The Lunenfeld now has more recipients of the Medical Research Council Distinguished Scientists awards than any other University or Research Institute in Canada.
Mount Sinai researchers discover that the Mgat5 gene and a family of sugar- binding proteins act as a key regulator of T cells in the immune system, a discovery that could lead to new drug development and treatments for patients with autoimmune diseases, as well as cancer and HIV.
Researchers publish a study finding that blood insulin levels appear to be a reliable predictor of whether women with breast cancer will survive over the long term, which women with breast cancer will respond well to treatment and which are at high risk of dying.
Dr. Andras Nagy and his team develop Canada’s first two human embryonic stem cell lines, giving researchers across the country new potential and hope for eventually discovering treatments and cures for many chronic and fatal diseases.
Dr. John Roder makes national headlines for his groundbreaking research characterizing a gene that’s implicated in schizophrenia and depression.
Dr. Steven Gallinger and colleagues make headlines for their colon cancer findings, which could help develop a test to predict who will or won’t get the disease.

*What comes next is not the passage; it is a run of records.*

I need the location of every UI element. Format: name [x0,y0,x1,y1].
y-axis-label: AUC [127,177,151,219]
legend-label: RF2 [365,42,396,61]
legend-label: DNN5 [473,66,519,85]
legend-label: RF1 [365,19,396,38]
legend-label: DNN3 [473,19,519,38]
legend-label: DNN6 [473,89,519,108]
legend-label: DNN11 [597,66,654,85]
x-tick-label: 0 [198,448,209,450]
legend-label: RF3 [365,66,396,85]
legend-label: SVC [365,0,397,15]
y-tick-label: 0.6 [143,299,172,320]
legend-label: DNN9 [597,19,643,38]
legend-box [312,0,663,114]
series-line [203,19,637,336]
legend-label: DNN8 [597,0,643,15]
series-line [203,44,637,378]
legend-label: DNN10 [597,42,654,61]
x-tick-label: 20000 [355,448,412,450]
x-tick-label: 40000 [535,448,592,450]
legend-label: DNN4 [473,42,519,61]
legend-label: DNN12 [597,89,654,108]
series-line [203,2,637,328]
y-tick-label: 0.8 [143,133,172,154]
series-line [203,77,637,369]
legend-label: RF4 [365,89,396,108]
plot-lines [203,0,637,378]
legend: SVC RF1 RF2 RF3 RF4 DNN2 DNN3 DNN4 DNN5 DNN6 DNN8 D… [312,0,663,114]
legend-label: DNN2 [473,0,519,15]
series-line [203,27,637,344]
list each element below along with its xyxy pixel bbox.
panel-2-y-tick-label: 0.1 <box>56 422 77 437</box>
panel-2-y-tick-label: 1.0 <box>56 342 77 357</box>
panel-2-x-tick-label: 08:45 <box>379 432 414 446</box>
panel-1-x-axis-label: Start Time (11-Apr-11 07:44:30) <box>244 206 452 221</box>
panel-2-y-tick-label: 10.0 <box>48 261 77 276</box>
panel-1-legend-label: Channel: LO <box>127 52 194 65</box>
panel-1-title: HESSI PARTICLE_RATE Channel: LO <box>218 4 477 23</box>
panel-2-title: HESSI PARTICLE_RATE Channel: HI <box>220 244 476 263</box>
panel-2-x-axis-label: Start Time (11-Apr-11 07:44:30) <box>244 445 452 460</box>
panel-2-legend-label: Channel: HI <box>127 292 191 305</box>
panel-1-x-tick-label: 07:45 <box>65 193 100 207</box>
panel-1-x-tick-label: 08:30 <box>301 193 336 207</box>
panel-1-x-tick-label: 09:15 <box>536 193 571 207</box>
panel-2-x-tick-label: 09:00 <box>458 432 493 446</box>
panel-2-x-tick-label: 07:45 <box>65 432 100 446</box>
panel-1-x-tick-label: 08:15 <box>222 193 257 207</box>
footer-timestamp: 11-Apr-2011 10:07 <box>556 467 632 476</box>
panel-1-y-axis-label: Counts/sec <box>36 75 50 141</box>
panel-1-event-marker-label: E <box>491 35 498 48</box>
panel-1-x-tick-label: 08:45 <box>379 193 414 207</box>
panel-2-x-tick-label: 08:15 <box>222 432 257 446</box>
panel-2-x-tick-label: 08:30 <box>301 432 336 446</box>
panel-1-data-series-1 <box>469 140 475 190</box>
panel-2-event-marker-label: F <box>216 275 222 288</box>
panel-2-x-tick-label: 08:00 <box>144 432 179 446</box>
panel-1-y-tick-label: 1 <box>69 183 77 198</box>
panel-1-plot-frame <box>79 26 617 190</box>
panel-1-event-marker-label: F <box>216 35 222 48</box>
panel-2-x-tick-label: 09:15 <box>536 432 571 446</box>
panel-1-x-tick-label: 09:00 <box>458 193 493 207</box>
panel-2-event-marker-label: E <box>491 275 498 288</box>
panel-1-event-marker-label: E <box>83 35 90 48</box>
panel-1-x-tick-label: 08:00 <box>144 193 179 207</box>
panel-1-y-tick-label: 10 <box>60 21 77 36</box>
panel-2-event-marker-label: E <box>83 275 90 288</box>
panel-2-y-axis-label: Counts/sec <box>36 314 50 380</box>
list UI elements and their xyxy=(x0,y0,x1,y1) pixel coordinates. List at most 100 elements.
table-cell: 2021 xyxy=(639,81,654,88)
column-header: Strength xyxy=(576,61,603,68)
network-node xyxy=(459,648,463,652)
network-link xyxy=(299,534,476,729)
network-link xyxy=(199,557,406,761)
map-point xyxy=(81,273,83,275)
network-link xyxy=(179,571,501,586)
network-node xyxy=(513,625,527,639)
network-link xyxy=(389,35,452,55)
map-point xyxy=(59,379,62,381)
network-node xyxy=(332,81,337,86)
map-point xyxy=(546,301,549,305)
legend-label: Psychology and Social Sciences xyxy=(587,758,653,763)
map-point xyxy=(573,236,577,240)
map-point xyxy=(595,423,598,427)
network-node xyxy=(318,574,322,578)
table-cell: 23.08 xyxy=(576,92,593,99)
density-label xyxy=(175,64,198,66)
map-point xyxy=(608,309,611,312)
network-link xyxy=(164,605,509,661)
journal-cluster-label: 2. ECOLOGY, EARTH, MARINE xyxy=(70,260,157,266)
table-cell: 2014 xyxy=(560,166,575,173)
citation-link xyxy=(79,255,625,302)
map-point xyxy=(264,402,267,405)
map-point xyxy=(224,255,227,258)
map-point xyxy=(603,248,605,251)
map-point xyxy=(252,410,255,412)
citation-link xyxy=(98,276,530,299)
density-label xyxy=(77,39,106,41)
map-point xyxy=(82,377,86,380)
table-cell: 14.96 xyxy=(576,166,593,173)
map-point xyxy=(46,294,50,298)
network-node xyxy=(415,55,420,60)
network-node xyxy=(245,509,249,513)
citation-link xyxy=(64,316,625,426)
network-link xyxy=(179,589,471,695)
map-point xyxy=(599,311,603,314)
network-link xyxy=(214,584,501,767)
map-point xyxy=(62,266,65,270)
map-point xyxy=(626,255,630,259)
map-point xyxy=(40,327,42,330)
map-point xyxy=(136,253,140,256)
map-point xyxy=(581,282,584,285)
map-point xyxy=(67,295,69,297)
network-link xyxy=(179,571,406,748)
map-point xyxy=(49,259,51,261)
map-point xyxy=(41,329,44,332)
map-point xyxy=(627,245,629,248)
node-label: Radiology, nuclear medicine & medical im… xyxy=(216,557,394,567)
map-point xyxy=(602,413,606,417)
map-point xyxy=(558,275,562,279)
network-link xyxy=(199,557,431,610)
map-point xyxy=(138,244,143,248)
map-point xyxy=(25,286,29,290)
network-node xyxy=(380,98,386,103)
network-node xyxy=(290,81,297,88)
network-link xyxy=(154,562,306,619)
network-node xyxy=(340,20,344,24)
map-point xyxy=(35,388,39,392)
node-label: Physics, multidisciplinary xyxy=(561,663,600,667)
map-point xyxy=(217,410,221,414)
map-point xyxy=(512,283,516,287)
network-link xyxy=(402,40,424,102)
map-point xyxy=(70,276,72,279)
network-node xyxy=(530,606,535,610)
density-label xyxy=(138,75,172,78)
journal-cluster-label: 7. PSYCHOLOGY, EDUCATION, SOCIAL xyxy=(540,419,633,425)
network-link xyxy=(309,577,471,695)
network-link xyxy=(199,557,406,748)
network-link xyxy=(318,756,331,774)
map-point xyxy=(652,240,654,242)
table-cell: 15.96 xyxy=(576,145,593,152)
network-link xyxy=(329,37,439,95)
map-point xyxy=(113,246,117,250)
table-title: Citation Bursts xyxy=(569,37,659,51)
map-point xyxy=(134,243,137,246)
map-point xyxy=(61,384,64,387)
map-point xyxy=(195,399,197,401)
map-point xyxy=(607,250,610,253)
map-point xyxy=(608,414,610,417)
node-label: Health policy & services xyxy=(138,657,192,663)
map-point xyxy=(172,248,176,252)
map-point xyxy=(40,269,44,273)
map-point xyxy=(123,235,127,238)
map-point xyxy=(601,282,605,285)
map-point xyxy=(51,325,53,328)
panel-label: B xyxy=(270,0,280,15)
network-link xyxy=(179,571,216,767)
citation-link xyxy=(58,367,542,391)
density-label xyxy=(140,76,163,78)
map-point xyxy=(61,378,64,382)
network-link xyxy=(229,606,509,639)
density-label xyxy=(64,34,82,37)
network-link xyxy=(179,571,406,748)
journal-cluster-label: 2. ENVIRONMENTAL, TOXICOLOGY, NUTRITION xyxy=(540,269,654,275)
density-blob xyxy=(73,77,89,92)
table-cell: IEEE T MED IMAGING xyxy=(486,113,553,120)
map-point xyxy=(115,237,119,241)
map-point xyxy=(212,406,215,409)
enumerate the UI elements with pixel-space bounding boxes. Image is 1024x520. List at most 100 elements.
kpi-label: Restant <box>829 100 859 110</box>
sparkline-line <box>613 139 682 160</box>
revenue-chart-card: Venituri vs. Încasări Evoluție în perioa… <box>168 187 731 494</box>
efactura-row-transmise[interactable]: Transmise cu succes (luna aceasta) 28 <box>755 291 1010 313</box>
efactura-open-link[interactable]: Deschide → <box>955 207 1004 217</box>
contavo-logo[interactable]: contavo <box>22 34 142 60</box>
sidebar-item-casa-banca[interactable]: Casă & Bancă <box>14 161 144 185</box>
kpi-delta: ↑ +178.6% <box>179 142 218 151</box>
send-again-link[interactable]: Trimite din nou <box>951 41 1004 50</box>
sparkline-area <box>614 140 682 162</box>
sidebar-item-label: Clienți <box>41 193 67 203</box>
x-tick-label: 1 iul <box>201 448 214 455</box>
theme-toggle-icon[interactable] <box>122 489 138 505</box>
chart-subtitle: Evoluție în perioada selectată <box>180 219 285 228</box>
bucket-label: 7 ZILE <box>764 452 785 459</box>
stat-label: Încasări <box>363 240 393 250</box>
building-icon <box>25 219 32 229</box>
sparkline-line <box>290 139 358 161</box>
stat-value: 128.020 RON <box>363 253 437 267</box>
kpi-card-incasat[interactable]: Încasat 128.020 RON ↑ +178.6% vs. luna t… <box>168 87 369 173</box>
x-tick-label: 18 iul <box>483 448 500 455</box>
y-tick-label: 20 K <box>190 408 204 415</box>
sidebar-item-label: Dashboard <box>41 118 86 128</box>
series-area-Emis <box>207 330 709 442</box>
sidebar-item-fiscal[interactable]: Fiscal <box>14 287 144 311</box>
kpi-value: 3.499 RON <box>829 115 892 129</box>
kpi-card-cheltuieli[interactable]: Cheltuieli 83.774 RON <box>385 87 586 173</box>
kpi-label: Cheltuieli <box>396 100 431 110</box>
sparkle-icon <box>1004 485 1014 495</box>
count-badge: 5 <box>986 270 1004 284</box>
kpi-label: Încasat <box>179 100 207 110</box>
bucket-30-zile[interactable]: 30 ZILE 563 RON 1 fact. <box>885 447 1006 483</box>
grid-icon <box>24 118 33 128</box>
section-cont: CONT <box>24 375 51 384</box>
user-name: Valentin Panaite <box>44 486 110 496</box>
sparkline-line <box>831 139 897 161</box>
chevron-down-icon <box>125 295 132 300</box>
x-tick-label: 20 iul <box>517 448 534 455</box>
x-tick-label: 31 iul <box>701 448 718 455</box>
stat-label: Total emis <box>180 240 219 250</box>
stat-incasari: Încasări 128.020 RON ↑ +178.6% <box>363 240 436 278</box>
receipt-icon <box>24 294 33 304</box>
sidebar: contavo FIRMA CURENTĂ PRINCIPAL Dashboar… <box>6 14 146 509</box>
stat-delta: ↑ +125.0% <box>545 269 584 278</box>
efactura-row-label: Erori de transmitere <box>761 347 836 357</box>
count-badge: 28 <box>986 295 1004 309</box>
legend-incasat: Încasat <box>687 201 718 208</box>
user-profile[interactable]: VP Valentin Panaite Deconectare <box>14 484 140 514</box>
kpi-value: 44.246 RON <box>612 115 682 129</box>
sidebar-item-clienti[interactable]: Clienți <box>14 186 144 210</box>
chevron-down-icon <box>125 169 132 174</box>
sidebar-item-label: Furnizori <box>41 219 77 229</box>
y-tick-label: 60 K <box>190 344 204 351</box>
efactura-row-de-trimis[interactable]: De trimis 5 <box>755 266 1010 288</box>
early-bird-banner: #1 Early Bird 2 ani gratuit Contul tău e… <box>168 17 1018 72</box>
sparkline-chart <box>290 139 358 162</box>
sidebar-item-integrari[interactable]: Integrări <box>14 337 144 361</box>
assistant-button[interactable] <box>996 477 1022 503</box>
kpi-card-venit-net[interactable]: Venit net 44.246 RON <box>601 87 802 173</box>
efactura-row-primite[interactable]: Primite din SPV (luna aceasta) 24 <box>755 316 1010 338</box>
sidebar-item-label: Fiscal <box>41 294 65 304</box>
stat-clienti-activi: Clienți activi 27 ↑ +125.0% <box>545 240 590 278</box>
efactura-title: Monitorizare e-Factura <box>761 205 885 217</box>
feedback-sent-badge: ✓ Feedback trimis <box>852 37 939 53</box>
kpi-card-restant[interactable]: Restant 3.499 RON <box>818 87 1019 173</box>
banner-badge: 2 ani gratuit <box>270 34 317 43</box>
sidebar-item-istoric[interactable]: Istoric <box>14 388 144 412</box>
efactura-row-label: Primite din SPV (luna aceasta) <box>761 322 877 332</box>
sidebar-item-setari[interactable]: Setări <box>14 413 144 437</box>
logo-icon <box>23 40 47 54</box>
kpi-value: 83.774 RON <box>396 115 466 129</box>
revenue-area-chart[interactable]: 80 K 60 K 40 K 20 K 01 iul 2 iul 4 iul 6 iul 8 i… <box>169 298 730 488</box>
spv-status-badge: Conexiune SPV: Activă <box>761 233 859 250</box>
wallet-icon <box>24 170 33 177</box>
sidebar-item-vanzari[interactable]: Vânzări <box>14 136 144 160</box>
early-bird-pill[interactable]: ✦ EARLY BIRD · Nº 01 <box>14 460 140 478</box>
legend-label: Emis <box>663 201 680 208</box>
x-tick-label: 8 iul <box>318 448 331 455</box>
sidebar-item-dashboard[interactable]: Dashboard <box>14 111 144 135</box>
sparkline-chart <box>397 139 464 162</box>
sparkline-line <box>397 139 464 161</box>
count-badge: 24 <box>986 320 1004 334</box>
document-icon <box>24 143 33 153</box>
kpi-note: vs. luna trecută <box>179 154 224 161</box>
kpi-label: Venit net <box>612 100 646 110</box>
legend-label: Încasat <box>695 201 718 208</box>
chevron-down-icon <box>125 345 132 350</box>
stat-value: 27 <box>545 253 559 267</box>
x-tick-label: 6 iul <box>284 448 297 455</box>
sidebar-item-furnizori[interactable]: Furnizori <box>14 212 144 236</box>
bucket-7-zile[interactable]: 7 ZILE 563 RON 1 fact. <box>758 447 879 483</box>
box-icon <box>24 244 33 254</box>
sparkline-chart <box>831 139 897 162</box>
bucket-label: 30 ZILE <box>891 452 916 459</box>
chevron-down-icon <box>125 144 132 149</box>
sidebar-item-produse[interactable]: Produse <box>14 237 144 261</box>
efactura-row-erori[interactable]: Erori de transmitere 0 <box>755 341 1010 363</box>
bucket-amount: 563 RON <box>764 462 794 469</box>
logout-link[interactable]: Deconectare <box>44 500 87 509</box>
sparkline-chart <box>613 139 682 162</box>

Dr. Andrea Jurisicova reveals that pre-conception exposure to environmental pollutants diminishes the fertility of mother’s future offspring.
Dr. Daniel Durocher and his team discover how the BRCA 1 gene (which is mutated in a large fraction of familial breast cancers) can be guided to repair DNA damage. The finding, published in top journal Science, could significantly advance breast cancer research.
Dr. Katrina MacAulay paves the way toward new treatments for Type 2 diabetes when she creates a “genetic roadblock” to improve blood-sugar regulation.